Lucky Pulpit, of course, played a much more immediate role in California Chrome’s ancestry and is worth touching on in more detail. Bred and owned by Larry and Marianne Williams (who purchased his dam, Lucky Soph, in foal to Pulpit, for $200,000 at the 2000 Keeneland November mixed sale), Lucky Pulpit was foaled in Kentucky but was sent to the Williamses’ Tree Top Ranches in Idaho to be broken and given his early training.
“He was a lovely horse to break, very intelligent and eager to please,” recalled the Williamses’ racing and bloodstock manager, Dan Kiser. “He wasn’t very big but was muscular and had a kind eye. I thought he might have been the best I ever broke.”

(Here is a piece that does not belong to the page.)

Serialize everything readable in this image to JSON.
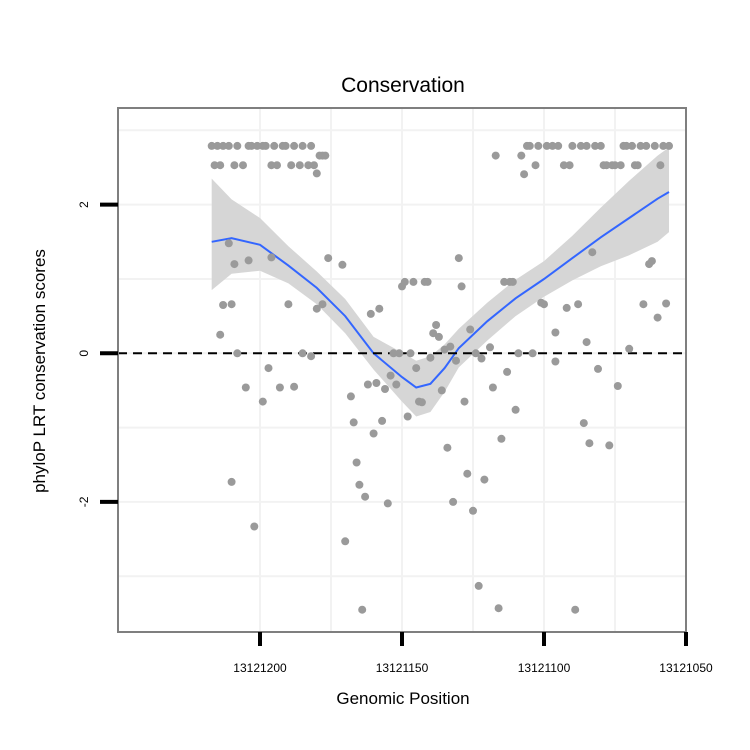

As a juvenile, Lucky Pulpit won two races and placed in two turf stakes, good enough for a rating of 106 pounds on the Experimental Free Handicap for American juveniles of 2003. Switched back to dirt for his first race at 3, the Santa Catalina Stakes (gr. II), he continued to show promise, finishing a good second to highly regarded St Averil. But then he contracted a respiratory virus, and everything changed. He was badly beaten in both the San Rafael Stakes (gr. II) and Santa Anita Derby (gr. I) after showing speed early and was not seen again until the Del Mar meeting, when he ran third in a division of the opening-day Oceanside Stakes. He failed to win in three more tries in 2004 and in fact won only one more race in his career—the 2005 Smile Stakes, a five-furlong turf sprint—before an ankle injury forced him into retirement after one start at age 5.
Looking back, Kiser believes Lucky Pulpit was more compromised by his illness than anyone realized at the time.
“Sometimes a horse being smart isn’t such a good thing,” he said. “I think it got to where it hurt him some to breathe hard, and he started refusing to train. It got so bad by the time he was 4 that he wouldn’t work at all unless he was breaking from the gate. I’ve always thought that if he hadn’t developed the breathing problem, it would have been the farther the better with him.”
As if to make up for his disappointing racing career, Lucky Pulpit made the most of his limited early opportunities at stud at Harris Farms, leading the California freshman sire list in 2010 while represented by just 10 runners. In contrast, his 2014 book of 124 mares was filled even before the Kentucky Derby Presented by Yum! Brands (gr. I), and he has 62 named juveniles of 2014 including recent Santa Anita winner Kristi's Copilot, who broke her maiden in her debut the day before California Chrome won the Preakness.
“He’s a wonderful horse to work with,” says David McGlothlin, general manager of Harris Farms’ horse division. “He’s very professional and mannerly and is super fertile. He’s a great-looking horse too—strong, muscular, good through the knees and with good bone. When people take a look at him, if they weren’t sold before, seeing him usually seals the deal.”
These days Lucky Pulpit doesn’t take much selling—and certainly not to California Chrome’s owner/breeders, Perry Martin and Steve Coburn. Love the Chase produced full sisters to the dual classic winner in 2013 and 2014 and returned to Lucky Pulpit May 1.